The growth of tobacco was the financial backbone that was used to grow and develop Durham, North Carolina in the mid 1800’s. I was awe-struck by this information especially since this hidden wealth of knowledge is not taught to students throughout their years spent in the American Education System.
When I entered into the Duke Homestead State Historic Site and Tobacco Museum it was like stepping back into time. On a self-guided tour, I learned that Washington Duke and his sons worked together as a team to establish what is now known as the “international tobacco empire.”

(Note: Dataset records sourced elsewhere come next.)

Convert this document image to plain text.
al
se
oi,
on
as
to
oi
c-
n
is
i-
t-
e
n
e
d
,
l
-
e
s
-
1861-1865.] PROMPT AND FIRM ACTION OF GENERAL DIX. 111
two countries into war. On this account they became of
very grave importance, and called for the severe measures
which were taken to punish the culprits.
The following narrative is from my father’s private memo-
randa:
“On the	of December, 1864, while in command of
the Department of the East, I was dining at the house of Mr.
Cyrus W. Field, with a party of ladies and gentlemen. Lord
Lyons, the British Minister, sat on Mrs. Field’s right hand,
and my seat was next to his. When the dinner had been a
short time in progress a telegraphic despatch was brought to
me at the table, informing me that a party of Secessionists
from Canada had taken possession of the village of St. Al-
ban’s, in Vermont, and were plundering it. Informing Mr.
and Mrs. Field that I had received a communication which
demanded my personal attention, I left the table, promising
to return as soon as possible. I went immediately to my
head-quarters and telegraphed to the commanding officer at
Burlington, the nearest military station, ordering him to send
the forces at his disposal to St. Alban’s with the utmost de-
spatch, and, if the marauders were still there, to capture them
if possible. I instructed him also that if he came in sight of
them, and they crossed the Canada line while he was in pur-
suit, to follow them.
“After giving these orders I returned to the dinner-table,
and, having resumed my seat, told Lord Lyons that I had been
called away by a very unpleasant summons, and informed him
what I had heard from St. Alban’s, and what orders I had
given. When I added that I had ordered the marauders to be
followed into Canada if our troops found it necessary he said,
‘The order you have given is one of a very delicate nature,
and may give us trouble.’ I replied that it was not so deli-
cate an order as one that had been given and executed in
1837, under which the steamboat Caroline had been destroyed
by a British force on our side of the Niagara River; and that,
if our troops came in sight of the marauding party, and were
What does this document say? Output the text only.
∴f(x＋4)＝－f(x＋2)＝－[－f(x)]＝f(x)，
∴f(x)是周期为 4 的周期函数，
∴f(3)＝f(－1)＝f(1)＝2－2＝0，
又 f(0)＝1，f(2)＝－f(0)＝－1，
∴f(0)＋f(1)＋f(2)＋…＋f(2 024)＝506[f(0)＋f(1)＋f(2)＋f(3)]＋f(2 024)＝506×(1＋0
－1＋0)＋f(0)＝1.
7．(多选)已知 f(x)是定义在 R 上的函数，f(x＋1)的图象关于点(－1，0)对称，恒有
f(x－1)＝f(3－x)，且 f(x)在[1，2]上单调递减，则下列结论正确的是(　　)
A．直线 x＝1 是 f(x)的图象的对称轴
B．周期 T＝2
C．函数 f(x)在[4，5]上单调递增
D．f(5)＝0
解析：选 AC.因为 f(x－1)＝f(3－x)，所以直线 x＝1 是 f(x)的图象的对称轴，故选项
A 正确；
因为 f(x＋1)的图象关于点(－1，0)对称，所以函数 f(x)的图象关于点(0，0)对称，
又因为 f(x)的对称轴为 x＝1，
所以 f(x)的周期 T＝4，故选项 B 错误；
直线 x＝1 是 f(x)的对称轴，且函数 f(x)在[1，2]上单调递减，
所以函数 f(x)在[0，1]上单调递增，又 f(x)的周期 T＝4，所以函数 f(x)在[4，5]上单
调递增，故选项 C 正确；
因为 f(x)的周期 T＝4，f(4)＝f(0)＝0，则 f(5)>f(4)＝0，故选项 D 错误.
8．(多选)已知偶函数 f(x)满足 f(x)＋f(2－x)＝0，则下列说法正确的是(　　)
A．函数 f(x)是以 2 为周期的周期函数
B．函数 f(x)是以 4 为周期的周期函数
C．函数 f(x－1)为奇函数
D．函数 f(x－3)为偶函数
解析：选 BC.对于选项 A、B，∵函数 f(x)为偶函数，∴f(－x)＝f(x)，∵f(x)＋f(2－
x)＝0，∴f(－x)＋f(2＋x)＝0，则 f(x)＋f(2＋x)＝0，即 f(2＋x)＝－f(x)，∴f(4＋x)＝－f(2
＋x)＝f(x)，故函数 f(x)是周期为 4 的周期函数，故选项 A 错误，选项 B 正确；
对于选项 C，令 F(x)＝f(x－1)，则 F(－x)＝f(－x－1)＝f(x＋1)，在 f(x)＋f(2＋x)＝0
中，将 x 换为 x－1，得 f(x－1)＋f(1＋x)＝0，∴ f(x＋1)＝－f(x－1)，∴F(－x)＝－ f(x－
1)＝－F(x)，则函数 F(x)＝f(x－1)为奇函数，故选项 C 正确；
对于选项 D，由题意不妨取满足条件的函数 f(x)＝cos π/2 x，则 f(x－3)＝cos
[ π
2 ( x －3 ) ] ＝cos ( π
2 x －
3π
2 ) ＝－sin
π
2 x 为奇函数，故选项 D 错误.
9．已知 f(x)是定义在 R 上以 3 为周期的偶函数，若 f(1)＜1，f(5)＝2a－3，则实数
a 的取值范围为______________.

The showcases depicted the cultivation of the land on the tobacco farm, the barns that the tobacco was once stored in, and the original home of Washington Duke and his family. There were black and white photos of the Duke family that hung on the wall because the cameras with color didn’t exist during that time period.
What I enjoyed the most was the exhibits that were presented as a pictorial story. For example, the exhibit “The Growth Stages and Crop Management,” exemplifies the various growth stages of tobacco from the beginning to the end. Additional photos included actual farmers working the land in the 1800’s and eventually ended with the modern day technology used to grow tobacco.
It is one thing to see how life was in the 18th century in a photo and it is another to see the original tools and factory machines that played a significant role in the production of tobacco.
One of the most intriguing exhibits were the“Farming Tools” in which the tools used on the tobacco farm back then was on display for us to see today. Similarly, there was the vending machine marked “Cigarette,” the “Cigarette Packers,” the “Quest Cutter,” and the “SCM Maker” just to name a few. What was pretty cool about these exhibits was that they had male and female mannequins that were dressed in the 1800th clothing attire and they appeared to be busy operating the machines. As of right now your probably wondering why I was interested in visiting this museum.
Well just to be clear, I do not smoke, chew or eat tobacco ice cream. However, the Duke Homestead State Historic Site and Tobacco Museum is a very unique and I couldn’t resist the opportunity to check this place out!